Lots of questions, let’s take it one step at a time. You have a domain, now you can point it to your public IP, so that whenever someone tries to access example.com they ask their DNS server and it replies with 10.172.172.172 (which btw is not a valid public IP). Now that request will hit your router, you need to configure your router to redirect ports 80 and 443 to 192.168.200.101, that way the request to example.com gets to your local machine.

Ok, so now you need your local machine to reply on that port, I recommend using Caddy it’s very easy to setup, but NGIX is the more traditional approach. A simple Caddy config would look like:

example.com {
    respond "Hello"
}


jellyfin.example.com {
    handle {
        reverse_proxy http://192.168.200.101:1020/
    }
}

So after the request reaches Caddy it will see that the person tried to access, example.com and respond with a “Hello”.

If instead you had tried jellyfin.example.com the DNS would have sent you to 10.172.172.172, your router would send that to 192.168.200.101, Caddy would then send it to 192.168.200.101:1020, which is Jellyfin so that would get returned.

There are some improvements that can be made, for example if both caddy and Jellyfin are docker you can share a network between them so Jellyfin is only exposed through caddy. Another possibly good idea is to add some authentication service like Authelia or Authentik to harden stuff a little bit. Also as you might have noticed Caddy can forward stuff to other computers, so you can have one machine on your network exposing multiple services on multiple machines.

DNS and domains are just human-friendly IP addresses.

You only have 1 public IP address.
So, to access different services you need to use different ports.
Or run a service on a single port in front of the other services that can understand the connections and forward the connections to the actual services - known as a reverse proxy. In the case of http/https, there are plenty of reverse proxies that can direct requests based on all sorts of parameters, subdomains being one of them.

If you are just starting out, I’d recommend a docker compose stack and Nginx Proxy Manager.
Learning containers & docker makes everything easier.
NPM is a very easy to use reverse proxy with a nice GUI, so you don’t have to configure CertBot/ACME or learn the specific config language of Nginx.

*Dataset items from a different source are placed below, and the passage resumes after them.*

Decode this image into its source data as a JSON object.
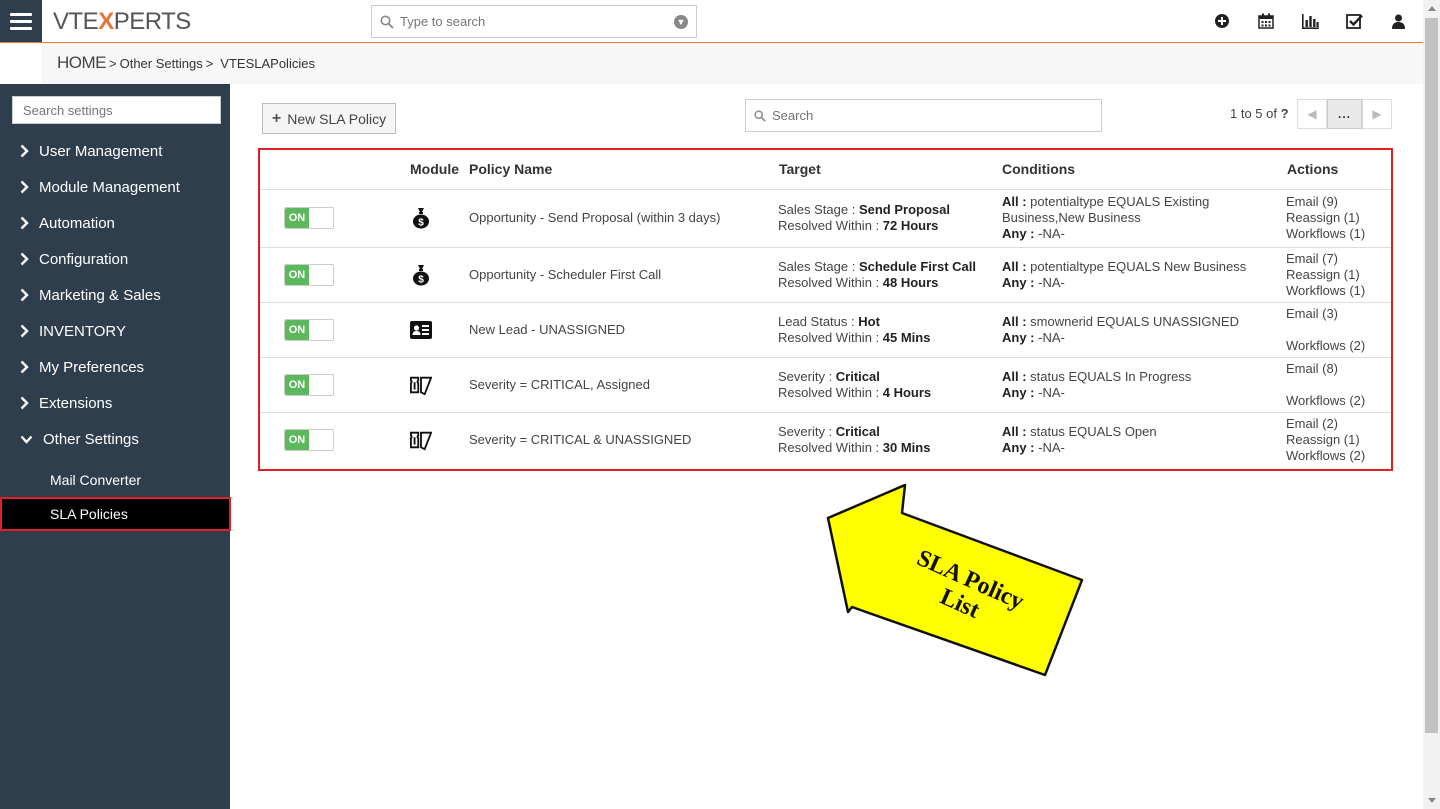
{
  "header": {
    "logo_left": "VTE",
    "logo_x": "X",
    "logo_right": "PERTS",
    "search_placeholder": "Type to search",
    "icons": [
      "plus-circle-icon",
      "calendar-icon",
      "chart-icon",
      "checkbox-icon",
      "user-icon"
    ]
  },
  "breadcrumb": {
    "home": "HOME",
    "sep1": ">",
    "level1": "Other Settings",
    "sep2": ">",
    "level2": "VTESLAPolicies"
  },
  "sidebar": {
    "search_placeholder": "Search settings",
    "items": [
      {
        "label": "User Management"
      },
      {
        "label": "Module Management"
      },
      {
        "label": "Automation"
      },
      {
        "label": "Configuration"
      },
      {
        "label": "Marketing & Sales"
      },
      {
        "label": "INVENTORY"
      },
      {
        "label": "My Preferences"
      },
      {
        "label": "Extensions"
      },
      {
        "label": "Other Settings"
      }
    ],
    "subitems": [
      {
        "label": "Mail Converter"
      },
      {
        "label": "SLA Policies"
      }
    ]
  },
  "toolbar": {
    "new_button": "New SLA Policy",
    "search_placeholder": "Search",
    "pager_text": "1 to 5  of",
    "pager_total": "?",
    "pager_more": "..."
  },
  "table": {
    "headers": {
      "module": "Module",
      "policy_name": "Policy Name",
      "target": "Target",
      "conditions": "Conditions",
      "actions": "Actions"
    },
    "rows": [
      {
        "status": "ON",
        "module_icon": "money-bag-icon",
        "name": "Opportunity - Send Proposal (within 3 days)",
        "target_label": "Sales Stage : ",
        "target_value": "Send Proposal",
        "resolved_label": "Resolved Within : ",
        "resolved_value": "72 Hours",
        "all_label": "All : ",
        "all_value": "potentialtype EQUALS Existing Business,New Business",
        "any_label": "Any : ",
        "any_value": "-NA-",
        "action1": "Email (9)",
        "action2": "Reassign (1)",
        "action3": "Workflows (1)"
      },
      {
        "status": "ON",
        "module_icon": "money-bag-icon",
        "name": "Opportunity - Scheduler First Call",
        "target_label": "Sales Stage : ",
        "target_value": "Schedule First Call",
        "resolved_label": "Resolved Within : ",
        "resolved_value": "48 Hours",
        "all_label": "All : ",
        "all_value": "potentialtype EQUALS New Business",
        "any_label": "Any : ",
        "any_value": "-NA-",
        "action1": "Email (7)",
        "action2": "Reassign (1)",
        "action3": "Workflows (1)"
      },
      {
        "status": "ON",
        "module_icon": "id-card-icon",
        "name": "New Lead - UNASSIGNED",
        "target_label": "Lead Status : ",
        "target_value": "Hot",
        "resolved_label": "Resolved Within : ",
        "resolved_value": "45 Mins",
        "all_label": "All : ",
        "all_value": "smownerid EQUALS UNASSIGNED",
        "any_label": "Any : ",
        "any_value": "-NA-",
        "action1": "Email (3)",
        "action2": "",
        "action3": "Workflows (2)"
      },
      {
        "status": "ON",
        "module_icon": "ticket-icon",
        "name": "Severity = CRITICAL, Assigned",
        "target_label": "Severity : ",
        "target_value": "Critical",
        "resolved_label": "Resolved Within : ",
        "resolved_value": "4 Hours",
        "all_label": "All : ",
        "all_value": "status EQUALS In Progress",
        "any_label": "Any : ",
        "any_value": "-NA-",
        "action1": "Email (8)",
        "action2": "",
        "action3": "Workflows (2)"
      },
      {
        "status": "ON",
        "module_icon": "ticket-icon",
        "name": "Severity = CRITICAL & UNASSIGNED",
        "target_label": "Severity : ",
        "target_value": "Critical",
        "resolved_label": "Resolved Within : ",
        "resolved_value": "30 Mins",
        "all_label": "All : ",
        "all_value": "status EQUALS Open",
        "any_label": "Any : ",
        "any_value": "-NA-",
        "action1": "Email (2)",
        "action2": "Reassign (1)",
        "action3": "Workflows (2)"
      }
    ]
  },
  "callout": {
    "line1": "SLA Policy",
    "line2": "List"
  },
  "colors": {
    "sidebar_bg": "#2f3e4d",
    "accent": "#e8743b",
    "highlight_border": "#e21f26",
    "toggle_on": "#5cb85c",
    "callout_fill": "#ffff00"
  }
}
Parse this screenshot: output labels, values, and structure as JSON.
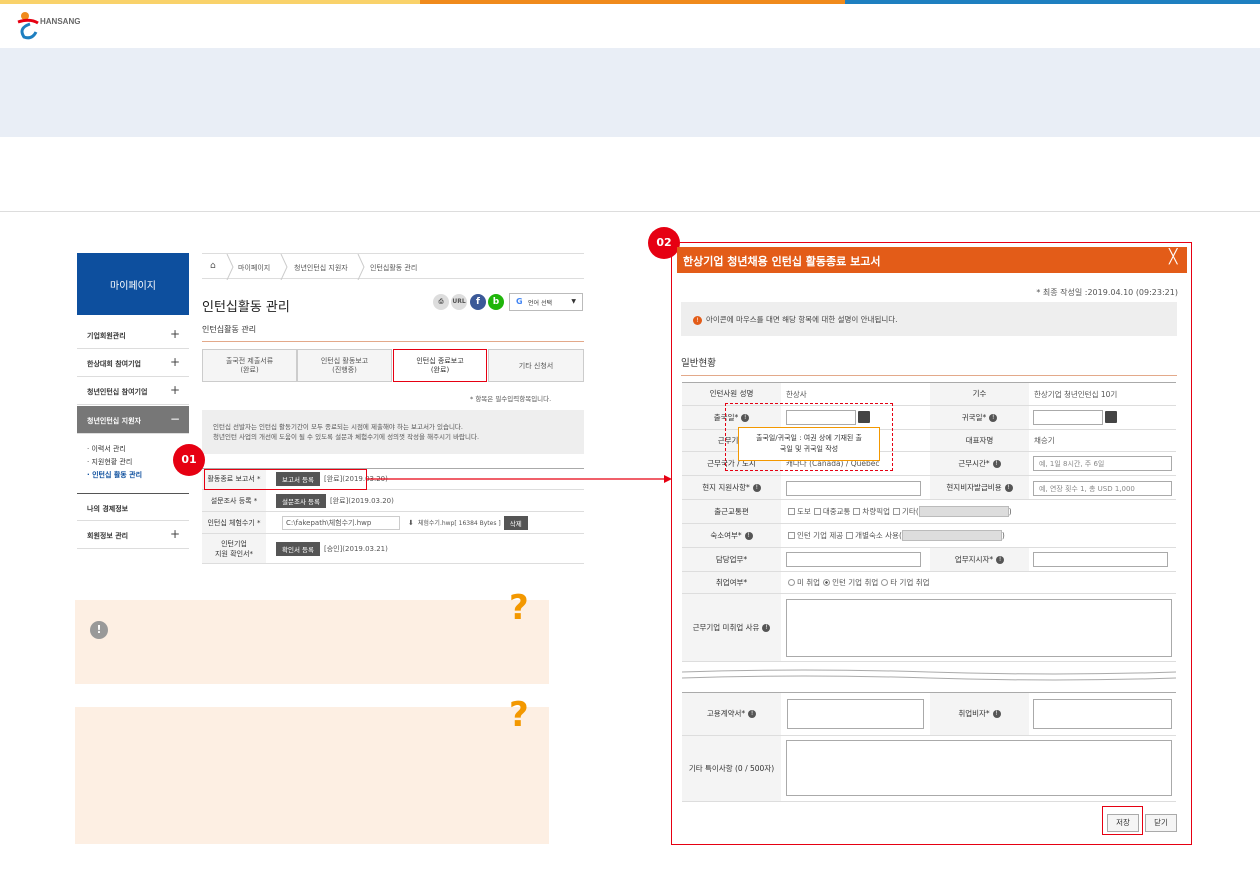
{
  "brand": {
    "logo_text": "HANSANG",
    "accent_colors": [
      "#f9d26a",
      "#f08a1c",
      "#1e7fc0"
    ]
  },
  "left": {
    "sidebar": {
      "title": "마이페이지",
      "items": [
        {
          "label": "기업회원관리",
          "toggle": "+"
        },
        {
          "label": "한상대회 참여기업",
          "toggle": "+"
        },
        {
          "label": "청년인턴십 참여기업",
          "toggle": "+"
        },
        {
          "label": "청년인턴십 지원자",
          "toggle": "−"
        }
      ],
      "sub_items": [
        "· 이력서 관리",
        "· 지원현황 관리",
        "· 인턴십 활동 관리"
      ],
      "items2": [
        {
          "label": "나의 경제정보",
          "toggle": ""
        },
        {
          "label": "회원정보 관리",
          "toggle": "+"
        }
      ]
    },
    "breadcrumb": [
      "마이페이지",
      "청년인턴십 지원자",
      "인턴십활동 관리"
    ],
    "page_title": "인턴십활동 관리",
    "share": {
      "url_label": "URL",
      "facebook": "f",
      "blog": "b",
      "language": "언어 선택",
      "language_icon": "G"
    },
    "subtitle": "인턴십활동 관리",
    "tabs": [
      {
        "line1": "출국전 제출서류",
        "line2": "(완료)"
      },
      {
        "line1": "인턴십 활동보고",
        "line2": "(진행중)"
      },
      {
        "line1": "인턴십 종료보고",
        "line2": "(완료)"
      },
      {
        "line1": "기타 신청서",
        "line2": ""
      }
    ],
    "required_note": "* 항목은 필수입력항목입니다.",
    "info": {
      "line1": "인턴십 선발자는 인턴십 활동기간이 모두 종료되는 시점에 제출해야 하는 보고서가 있습니다.",
      "line2": "청년인턴 사업의 개선에 도움이 될 수 있도록 설문과 체험수기에 성의껏 작성을 해주시기 바랍니다."
    },
    "rows": [
      {
        "label": "활동종료 보고서 *",
        "button": "보고서 등록",
        "status": "[완료](2019.03.20)"
      },
      {
        "label": "설문조사 등록 *",
        "button": "설문조사 등록",
        "status": "[완료](2019.03.20)"
      },
      {
        "label": "인턴십 체험수기 *",
        "file_path": "C:\\fakepath\\체험수기.hwp",
        "file_info": "체험수기.hwp[ 16384 Bytes ]",
        "delete": "삭제"
      },
      {
        "label_line1": "인턴기업",
        "label_line2": "지원 확인서*",
        "button": "확인서 등록",
        "status": "[승인](2019.03.21)"
      }
    ],
    "badge": "01"
  },
  "notes": [
    {
      "icon": "!",
      "qmark": "?"
    },
    {
      "qmark": "?"
    }
  ],
  "modal": {
    "badge": "02",
    "title": "한상기업 청년채용 인턴십 활동종료 보고서",
    "close": "╳",
    "last_edit": "* 최종 작성일 :2019.04.10 (09:23:21)",
    "notice_icon": "!",
    "notice": "아이콘에 마우스를 대면 해당 항목에 대한 설명이 안내됩니다.",
    "section": "일반현황",
    "fields": {
      "name_label": "인턴사원 성명",
      "name_value": "한상사",
      "cohort_label": "기수",
      "cohort_value": "한상기업 청년인턴십 10기",
      "depart_label": "출국일*",
      "return_label": "귀국일*",
      "company_label": "근무기업",
      "rep_label": "대표자명",
      "rep_value": "채승기",
      "country_label": "근무국가 / 도시",
      "country_value": "캐나다 (Canada) / Quebec",
      "hours_label": "근무시간*",
      "hours_placeholder": "예, 1일 8시간, 주 6일",
      "support_label": "현지 지원사항*",
      "visa_cost_label": "현지비자발급비용",
      "visa_cost_placeholder": "예, 연장 횟수 1, 총 USD 1,000",
      "commute_label": "출근교통편",
      "commute_options": [
        "도보",
        "대중교통",
        "차량픽업",
        "기타("
      ],
      "commute_close": ")",
      "housing_label": "숙소여부*",
      "housing_options": [
        "인턴 기업 제공",
        "개별숙소 사용("
      ],
      "housing_close": ")",
      "duty_label": "담당업무*",
      "duty_instr_label": "업무지시자*",
      "employ_label": "취업여부*",
      "employ_options": [
        "미 취업",
        "인턴 기업 취업",
        "타 기업 취업"
      ],
      "reason_label": "근무기업 미취업 사유",
      "contract_label": "고용계약서*",
      "work_visa_label": "취업비자*",
      "etc_label": "기타 특이사항 (0 / 500자)"
    },
    "tooltip": {
      "line1": "출국일/귀국일 : 여권 상에 기재된 출",
      "line2": "국일 및 귀국일 작성"
    },
    "save": "저장",
    "close_btn": "닫기"
  }
}
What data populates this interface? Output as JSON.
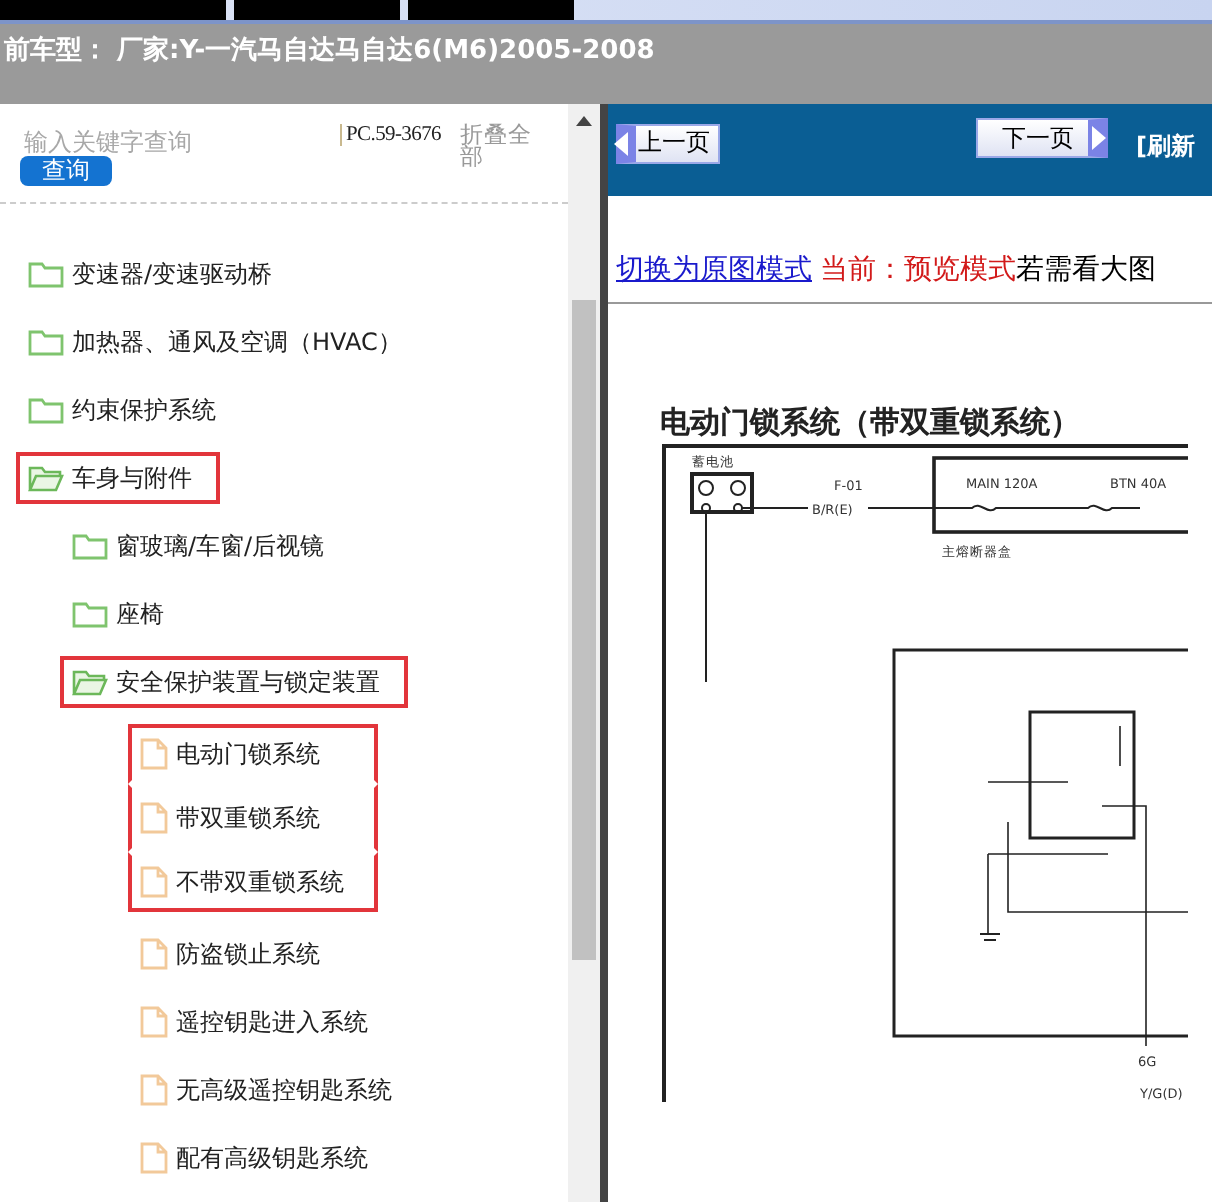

If you are unsure of domains and all that, you can try it out for free.
Your computer has a hosts file (/etc/hosts on Linux, I think it’s in system32 on windows). This allows you to tell the computer “for the domain example.com use the IP 10.0.0.200” or whatever you want. You need a hosts file entry for each subdomain.
What this means is that you can run up a docker compose stack on your computer and point a bunch of sub domains to 127.0.0.1, use self-signed certs, and play around with nginx proxy manager and docker.
No money spent, no records published, no traffic leaving your computer.
Zero risk.

There are loads of tutorials out there on NPM and docker compose stacks. Probably some close to your specific requirements.

And is there any problem to setting this up in docker compose?

Just FYI, unless you absolutely need anonymity from ICANN/the country owning the TLD I wouldn’t choose Njalla. Legally any domain you purchase is owned by them, that’s how they can keep your name from law enforcement requests. However, that also means in any dispute between you and Njalla they can just refuse to service you and keep your domain without recourse.
Normal domain registrars are regulated and if you purchase a domain through them you are its legal owner, if they don’t want your service they must still allow you to transfer the domain somewhere else. Any good registrar provides domain WHOIS protection and will only give out your name to legal requests by law enforcement, so I wouldn’t worry too much about that.

Don’t mix your public and private DNS records. Use your public records for public things, and a local DNS forwarder for your local network.

A records only reference IPs and not ports.

SRV can be used to specify where to find ports, but the client needs to support those lookups to properly use it. You can use a reverse proxy or HTTP redirects to point things to different ports.

Create the subdomains and have them all point to your PUBLIC IP (10.172… But keep in mind 10… Are -not- public ip)

You will need to setup redirect from your router/gateway to your internal ip.

Unless you are on cg-nat (that would explain a 10… class ip) in that case, you will definitely need a real public static ip

To “match” the various ports all to 443, you will need a reverse proxy, since those ports are not standard. This could be mitigated with srv DNS records, but I really strongly suggest not to go public without https and reverse proxy.

You run a proxy on your server (the easiest is “nginx proxy manager” that has a nice web UI), then open your router to port 80 and 443 to nginx proxy manager (NOT the web UI configuration port!)

Then you instruct the proxy to route the traffic according to the URL.

Someone coming to 10.172.172.172 with no URL? Drop the connection.

Someone going to if.example.com? Forward to 192.168:8080 and so on

You can’t assign ports via DNS, what you need is a reverse proxy. Nginx proxy manager is easy to use and very popular.